In work published in 2012 Kawato and his colleagues used rtfMRI techniques to test whether they could improve one small aspect of their subjects’ visual perception without them ever becoming consciously aware of what they were learning. First, they had a computer learn the activation patterns in the visual cortex associated with specific orientations of lines—30, 70 or 120 degrees. They then gave their subjects feedback on how closely the activation in their visual cortex resembled one of these patterns and tried to coax them into matching their brain activity to that associated with seeing a particular diagonal line.

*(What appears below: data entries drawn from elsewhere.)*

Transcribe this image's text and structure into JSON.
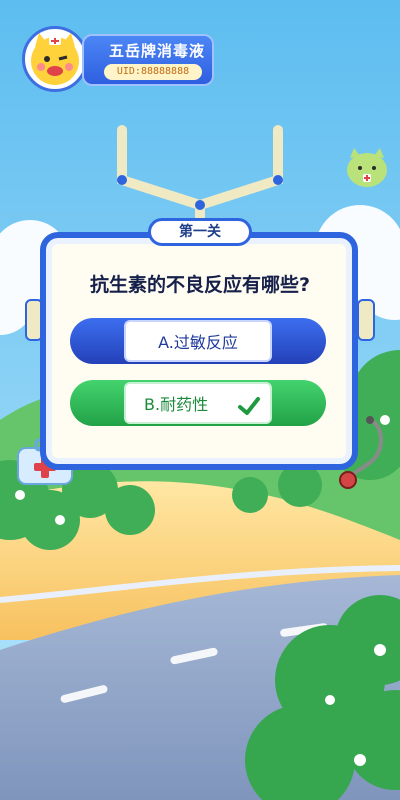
{
  "profile": {
    "name": "五岳牌消毒液",
    "uid": "UID:88888888"
  },
  "quiz": {
    "level": "第一关",
    "question": "抗生素的不良反应有哪些?",
    "options": [
      {
        "label": "A.过敏反应",
        "state": "normal"
      },
      {
        "label": "B.耐药性",
        "state": "correct"
      }
    ]
  },
  "colors": {
    "sky": "#7ccbf2",
    "card_border": "#2e64de",
    "option_blue": "#2e5fe0",
    "option_green": "#2fb859"
  },
  "icons": [
    "check-icon",
    "first-aid-kit-icon",
    "stethoscope-icon",
    "mascot-icon"
  ]
}
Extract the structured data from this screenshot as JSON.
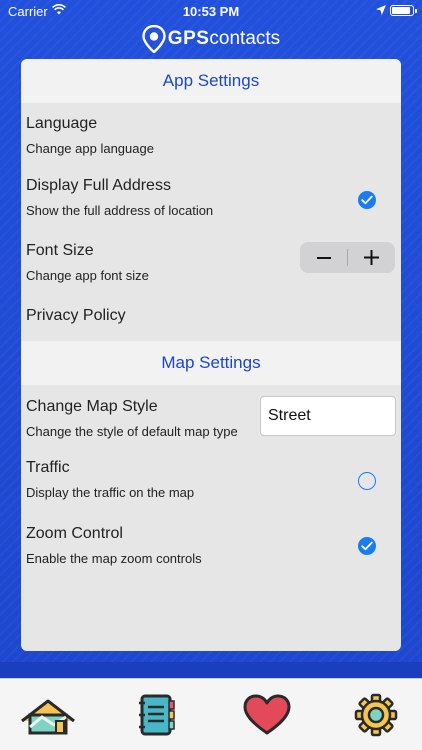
{
  "status_bar": {
    "carrier": "Carrier",
    "time": "10:53 PM"
  },
  "brand": {
    "gps": "GPS",
    "contacts": "contacts"
  },
  "app_settings": {
    "header": "App Settings",
    "language": {
      "title": "Language",
      "subtitle": "Change app language"
    },
    "full_address": {
      "title": "Display Full Address",
      "subtitle": "Show the full address of location",
      "checked": true
    },
    "font_size": {
      "title": "Font Size",
      "subtitle": "Change app font size",
      "minus": "−",
      "plus": "+"
    },
    "privacy": {
      "title": "Privacy Policy"
    }
  },
  "map_settings": {
    "header": "Map Settings",
    "map_style": {
      "title": "Change Map Style",
      "subtitle": "Change the style of default map type",
      "value": "Street"
    },
    "traffic": {
      "title": "Traffic",
      "subtitle": "Display the traffic on the map",
      "checked": false
    },
    "zoom": {
      "title": "Zoom Control",
      "subtitle": "Enable the map zoom controls",
      "checked": true
    }
  },
  "tabs": [
    {
      "icon": "home-map-icon"
    },
    {
      "icon": "contacts-book-icon"
    },
    {
      "icon": "heart-icon"
    },
    {
      "icon": "gear-icon"
    }
  ],
  "colors": {
    "accent": "#1a7cf5",
    "header_text": "#1b47c9",
    "background": "#1f4bd4"
  }
}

The experimenters did so without showing their subjects any lines, explaining the meaning of the neural patterns they were pursuing or revealing the intention of the experiment.

Afterward, the participants were significantly better at detecting the diagonal line they had just been trained on than they had been at the beginning of the experiment. This study revealed an elegant way to test that the activation patterns we suspect are associated with a given stimulus or behavior—in this case, observing a particular diagonal line—are indeed linked. The vague relations hinted at by traditional brain scanning are finally giving way to more concrete results.

Before rtfMRI neurofeedback can become a widely used therapeutic tool, however, we will have to address the exorbitant cost of an fMRI scanner. Its initial adoption, then, will likely be in assuaging conditions that are notoriously difficult or expensive to treat long term, such as chronic pain and addiction. Other opportunities lie in blending rtfMRI with less expensive, more mobile imaging technologies, such as EEG or near-infrared spectroscopy (NIRS). NIRS is similar to fMRI, but it uses light rather than a magnet to measure brain function. Although EEG and NIRS do not offer the same whole-brain access as fMRI, researchers might be able to translate the portrait of brain activity achieved through rtfMRI neurofeedback into an EEG or NIRS signature.

With rtfMRI neurofeedback, we have the opportunity to peek under the hood—to access the origins of our conscious and unconscious thought processes. It allows therapists to offer treatment and simultaneously monitor the brain's response to that treatment. And it opens up the possibility of having therapies and training regimens evolve in step with an adapting brain. In exploring this new landscape, both to aid research and to accelerate healing, we are only beginning to learn of our own capacity for self-directed growth.